Used to dirty, cramped, uncomfortable - though extremely reliable - suburban trains and BEST buses, the Monorail is like a breath of fresh air on the 8.9-km-long journey. (Agencies)
After a series of successful trials, Chief Minister Prithviraj Chavan inaugurated the government's show-piece project on Saturday evening and it is being thrown open to public from Sunday.
The shining and colourful skyblue-soft pink-refreshing green cars with streaks of black and white, the clean railway platforms and an air-conditioned environs in both the trains and platforms left most of the first viewers in awed silence.
The train interiors are equally striking - mostly in pastel shades with large windows offering awesome multi-dimensional views and comfortable and uncluttered seating arrangements.
The stations - not too large area-wise - are also spotless, at least for now! They are situated at a minimum height of around 5.5 metres or around 20-feet - and much higher in some locations - at present accessed by staircases and soon by escalators.
As the Monorail zooms across a section of southeast Mumbai in its first phase, the hitherto unseen aerial view above the treetops, tall skyscrapers dotting its path as well as large slum pockets, cinemas and residential complexes, the RCF oil refinery, the snaky Eastern Freeway and of course, the Arabian Sea, are well worth the 20-minute ride.

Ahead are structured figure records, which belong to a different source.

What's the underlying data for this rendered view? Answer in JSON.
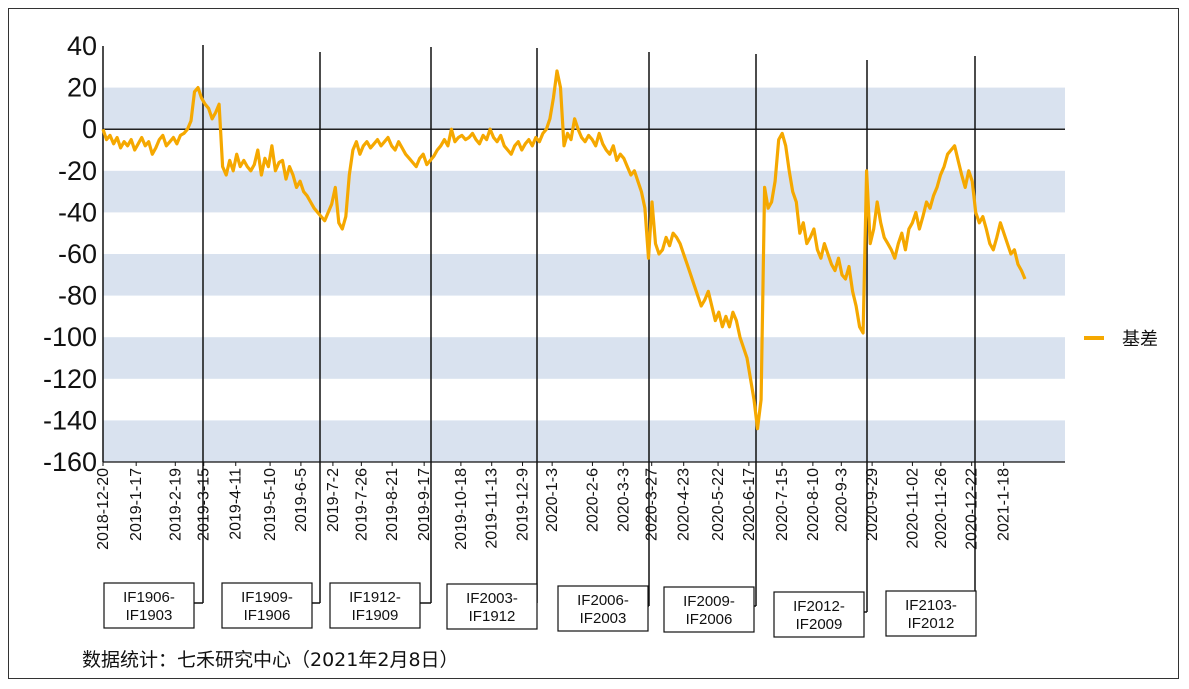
{
  "chart_data": {
    "type": "line",
    "title": "",
    "xlabel": "",
    "ylabel": "",
    "ylim": [
      -160,
      40
    ],
    "yticks": [
      40,
      20,
      0,
      -20,
      -40,
      -60,
      -80,
      -100,
      -120,
      -140,
      -160
    ],
    "grid": "alternating horizontal bands",
    "legend_position": "right",
    "line_color": "#F5A800",
    "band_color": "#D9E2EF",
    "x_tick_labels": [
      "2018-12-20",
      "2019-1-17",
      "2019-2-19",
      "2019-3-15",
      "2019-4-11",
      "2019-5-10",
      "2019-6-5",
      "2019-7-2",
      "2019-7-26",
      "2019-8-21",
      "2019-9-17",
      "2019-10-18",
      "2019-11-13",
      "2019-12-9",
      "2020-1-3",
      "2020-2-6",
      "2020-3-3",
      "2020-3-27",
      "2020-4-23",
      "2020-5-22",
      "2020-6-17",
      "2020-7-15",
      "2020-8-10",
      "2020-9-3",
      "2020-9-29",
      "2020-11-02",
      "2020-11-26",
      "2020-12-22",
      "2021-1-18"
    ],
    "series": [
      {
        "name": "基差",
        "x_range": [
          "2018-12-20",
          "2021-2-5"
        ],
        "values": [
          0,
          -5,
          -3,
          -7,
          -4,
          -9,
          -6,
          -8,
          -5,
          -10,
          -7,
          -4,
          -8,
          -6,
          -12,
          -9,
          -5,
          -3,
          -8,
          -6,
          -4,
          -7,
          -3,
          -2,
          0,
          4,
          18,
          20,
          15,
          12,
          10,
          5,
          8,
          12,
          -18,
          -22,
          -15,
          -20,
          -12,
          -18,
          -15,
          -18,
          -20,
          -17,
          -10,
          -22,
          -14,
          -18,
          -8,
          -20,
          -16,
          -15,
          -24,
          -18,
          -22,
          -28,
          -25,
          -30,
          -32,
          -35,
          -38,
          -40,
          -42,
          -44,
          -40,
          -36,
          -28,
          -45,
          -48,
          -42,
          -22,
          -10,
          -6,
          -12,
          -8,
          -6,
          -9,
          -7,
          -5,
          -8,
          -6,
          -4,
          -8,
          -10,
          -6,
          -9,
          -12,
          -14,
          -16,
          -18,
          -14,
          -12,
          -17,
          -15,
          -13,
          -10,
          -8,
          -5,
          -8,
          0,
          -6,
          -4,
          -3,
          -5,
          -4,
          -2,
          -5,
          -7,
          -3,
          -5,
          0,
          -4,
          -6,
          -3,
          -8,
          -10,
          -12,
          -8,
          -6,
          -10,
          -7,
          -5,
          -8,
          -4,
          -6,
          -2,
          0,
          5,
          15,
          28,
          20,
          -8,
          -2,
          -5,
          5,
          0,
          -4,
          -6,
          -3,
          -5,
          -8,
          -2,
          -7,
          -10,
          -12,
          -8,
          -15,
          -12,
          -14,
          -18,
          -22,
          -20,
          -25,
          -30,
          -38,
          -62,
          -35,
          -55,
          -60,
          -58,
          -52,
          -56,
          -50,
          -52,
          -55,
          -60,
          -65,
          -70,
          -75,
          -80,
          -85,
          -82,
          -78,
          -85,
          -92,
          -88,
          -95,
          -90,
          -95,
          -88,
          -92,
          -100,
          -105,
          -110,
          -120,
          -130,
          -144,
          -130,
          -28,
          -38,
          -35,
          -25,
          -5,
          -2,
          -8,
          -20,
          -30,
          -35,
          -50,
          -45,
          -55,
          -52,
          -48,
          -58,
          -62,
          -55,
          -60,
          -65,
          -68,
          -62,
          -70,
          -72,
          -66,
          -78,
          -85,
          -95,
          -98,
          -20,
          -55,
          -48,
          -35,
          -45,
          -52,
          -55,
          -58,
          -62,
          -55,
          -50,
          -58,
          -48,
          -45,
          -40,
          -48,
          -42,
          -35,
          -38,
          -32,
          -28,
          -22,
          -18,
          -12,
          -10,
          -8,
          -15,
          -22,
          -28,
          -20,
          -25,
          -40,
          -45,
          -42,
          -48,
          -55,
          -58,
          -52,
          -45,
          -50,
          -55,
          -60,
          -58,
          -65,
          -68,
          -72
        ]
      }
    ],
    "rollovers": [
      {
        "label_top": "IF1906-",
        "label_bottom": "IF1903"
      },
      {
        "label_top": "IF1909-",
        "label_bottom": "IF1906"
      },
      {
        "label_top": "IF1912-",
        "label_bottom": "IF1909"
      },
      {
        "label_top": "IF2003-",
        "label_bottom": "IF1912"
      },
      {
        "label_top": "IF2006-",
        "label_bottom": "IF2003"
      },
      {
        "label_top": "IF2009-",
        "label_bottom": "IF2006"
      },
      {
        "label_top": "IF2012-",
        "label_bottom": "IF2009"
      },
      {
        "label_top": "IF2103-",
        "label_bottom": "IF2012"
      }
    ]
  },
  "footer": {
    "source": "数据统计：七禾研究中心（2021年2月8日）"
  }
}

From both sides during the journey, the large tracts of darkish green-grey mangroves, gardens and golf courses, the hazy hillocks in the eastern side of the city as well as the mainland, Thane Creek (which separates Mumbai island from the mainland), big and small lakes and other water bodies are a visual delight for commuters.
At present MMRDA (Mumbai Metropolitan Region Development Authority) joint director D Kawathkar said that on its 8.9 km route, the Monorail will halt at seven stations: Wadala, Bhakti Park, Mysore Colony, BPCL, Fertiliser Township, VNP-RC Marg Junction and Chembur.
These are some of the thickly-populated areas which are not adequately serviced by the regular Western Railway, Central Railway and its Harbour Line.
The aerial Monorail, running at speeds between 31 and 80 kmph, will be a boon and help de-congest the roads below.
With the first phase already the cynosure of the city eyes, MMRDA is hurrying to complete the second phase that will connect Wadala to Sant Gadge Maharaj Chowk.
Thus, it will offer 19.17 km of southeast connectivity between Sant Gadge Maharaj Chowk-Chembur, with 17 stations en route - and catapult it on the second longest corridor on the world Monorail map.
The longest is Japan's Osaka Monorail corridor at 23.8 km and the present second is the Tokyo Monorail at 16.9 km.
The Mumbai Monorail was constructed for around Rs 3,000 crore, against the Osaka Monorail which cost Rs 12,690 crore.
The fare structure for the Mumbai Monorail will be Rs 5-19, while the Osaka Monorail charges between USD 2-4.50 (Rs.125-325).
Mumbai, with a population of around 17 million (2011 Census) goes on its dizzying move daily with around seven million souls commuting by the suburban trains and another three million by the BEST buses, taxis, auto-rickshaws and private vehicles - a phenomenon perhaps unmatched anywhere in the world.
With the Monorail and the soon-to-be-launched Metro Rail, Mumbai's urban infrastructure is expected to undergo a sea change, offering cool comforts at elevated and underground levels over the next few years - giving the country's commercial capital the world-class touch it has lacked.
Used to dirty, cramped, uncomfortable - though extremely reliable - suburban trains and BEST buses, the Monorail is like a breath of fresh air on the 8.9-km-long journey.